Seymour Morsy, le 18 avril 2016 à Mamoudzou. | ORNELLA LAMBERTI / AFP

Dans le bureau du préfet de Mayotte, Seymour Morsy, était affiché en majesté un imposant kakémono : « projet Mayotte 2025 », le plan de développement de l’Etat. « C’est une belle feuille de route », disait-il à ses visiteurs, les mains sur les hanches. Il n’aura pas eu le temps d’en commencer la mise en œuvre. Le 4 mai, cet homme né il y a 53 ans au Maroc, grand et un peu voûté, a été nommé préfet de l’Indre.

« Une évolution classique de carrière », assure le ministère de l’outre-mer. Mais le préfet quitte son poste sous de vives critiques, et après un mois d’avril marqué par un violent conflit social. Seymour Morsy sera resté un peu moins de deux ans en poste, le cycle habituel des préfets à Mayotte, sans doute l’un des départements les plus difficiles.

Vendredi 15 avril, alors qu’il allait récupérer son fils au judo, Christophe Brousset, résidant à Mayotte depuis une vingtaine d’années, est mortellement poignardé. Trois jours plus tard, 6 000 Mahorais défilaient à Mamoudzou pour crier leur ras-le-bol : entre 2014 et 2015, les agressions physiques ont augmenté de 50 %. Le préfet est accusé d’avoir laissé la sécurité se dégrader, même par certains de ses soutiens habituels. « Il a été totalement impuissant, explique Eric Hourcade, secrétaire général de l’UNSA Mayotte. Aujourd’hui, des gens se font justice eux-mêmes. » « La sécurité n’a pas été sa priorité », assène un haut fonctionnaire.

« Dégradation des conditions sécuritaires »

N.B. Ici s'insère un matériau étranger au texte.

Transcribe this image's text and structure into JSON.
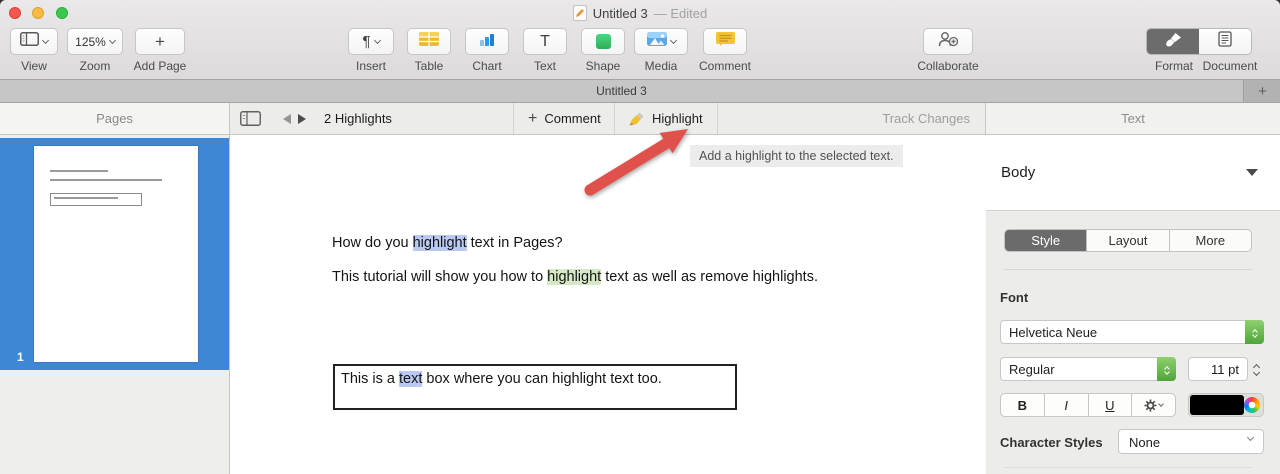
{
  "titlebar": {
    "title": "Untitled 3",
    "edited_suffix": "— Edited"
  },
  "tabbar": {
    "tab_title": "Untitled 3"
  },
  "toolbar": {
    "view_label": "View",
    "zoom_value": "125%",
    "zoom_label": "Zoom",
    "add_page_label": "Add Page",
    "insert_label": "Insert",
    "table_label": "Table",
    "chart_label": "Chart",
    "text_label": "Text",
    "shape_label": "Shape",
    "media_label": "Media",
    "comment_label": "Comment",
    "collaborate_label": "Collaborate",
    "format_label": "Format",
    "document_label": "Document"
  },
  "contextbar": {
    "pages_header": "Pages",
    "highlights_status": "2 Highlights",
    "comment_button": "Comment",
    "highlight_button": "Highlight",
    "track_changes": "Track Changes",
    "inspector_header": "Text"
  },
  "tooltip": {
    "text": "Add a highlight to the selected text."
  },
  "sidebar": {
    "page_number": "1"
  },
  "document": {
    "heading": {
      "pre": "How do you ",
      "highlighted": "highlight",
      "post": " text in Pages?"
    },
    "body_line": {
      "pre": "This tutorial will show you how to ",
      "highlighted": "highlight",
      "post": " text as well as remove highlights."
    },
    "text_box": {
      "pre": "This is a ",
      "highlighted": "text",
      "post": " box where you can highlight text too."
    }
  },
  "inspector": {
    "paragraph_style": "Body",
    "tabs": {
      "style": "Style",
      "layout": "Layout",
      "more": "More"
    },
    "font_section_label": "Font",
    "font_family": "Helvetica Neue",
    "font_weight": "Regular",
    "font_size": "11 pt",
    "bold": "B",
    "italic": "I",
    "underline": "U",
    "character_styles_label": "Character Styles",
    "character_styles_value": "None"
  },
  "icons": {
    "plus": "+",
    "pilcrow": "¶",
    "text_tool": "T"
  },
  "colors": {
    "page_selection_blue": "#3f87d4",
    "highlight_blue": "#b9c9f1",
    "highlight_green": "#d6e8c6",
    "annotation_arrow_red": "#e0514b",
    "stepper_green": "#5fae47",
    "format_selected_gray": "#6c6c6c"
  }
}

A sa prise de poste en septembre 2014, Seymour Morsy, débarquant d’Essonne où il était préfet délégué à l’égalité des chances, avait fait bonne impression. « Très vite, il s’était rendu sur le terrain à la rencontre des élus et habitants des dix-sept communes », raconte Bacar Ali Boto, premier adjoint à Mamoudzou. « Régulièrement, il réunissait les maires dans son bureau. Avant lui, ces rencontres n’étaient pas aussi structurées. » Dans l’éducation, un enjeu de taille à Mayotte au vu de la démographie, Eric Hourcade rappelle le plan d’urgence de construction d’écoles lancé en novembre 2014. « Il fallait faire vite, cela a été son premier mérite. » Le président du Medef local, Th ierry Galarme, se souvient d’un homme engagé. « Nous avons signé ensemble en janvier une charte pour aider à l’intégration des jeunes dans les entreprises. »

Mais sur l’île, certains acteurs lui reprochent un certain autoritarisme, un ton jugé parfois méprisant face aux élus locaux. « Lorsqu’une subvention était donnée à ma commune, il me lançait : ‘’Madame le maire, vous n’avez même pas dit merci’’. Cet argent il est pour nos concitoyens, nous ne sommes pas des mendiants ! », maugrée Anchia Bamana, maire de Sada.

Mardi 19 avril, la rupture a été consommée lorsque préfet, autorités et élus se sont retrouvés autour de la table pour discuter sécurité. Le ton est vite monté et les élus ont claqué la porte. « L’attitude colonialiste cela suffit !, fulmine Abdou Salam Baco, fonctionnaire à la mairie de Koungou. Ce n’est pas à lui de décider quels sujets sont importants pour nous, Mahorais. Le débat sur l’immigration clandestine ne doit pas être un tabou. » « Il a oublié qu’il n’était pas gouverneur et que la décentralisation a bien eu lieu », ironise un édile.

Le ministre de l’intérieur Bernard Cazeneuve, « conscient de la dégradation des conditions sécuritaires » dans l’île, doit annoncer « d’ici à la fin du mois » de mai un « dispositif global » concernant la sécurité à Mayotte, après l’annonce par le premier ministre, Manuel Valls, d’un plan contre l’insécurité et l’immigration clandestine et d’une série de mesures s’élevant à 50 millions d’euros en faveur de Mayotte. C’est désormais le successeur de M. Morsy qui aura la mission de mettre en œuvre ces mesures.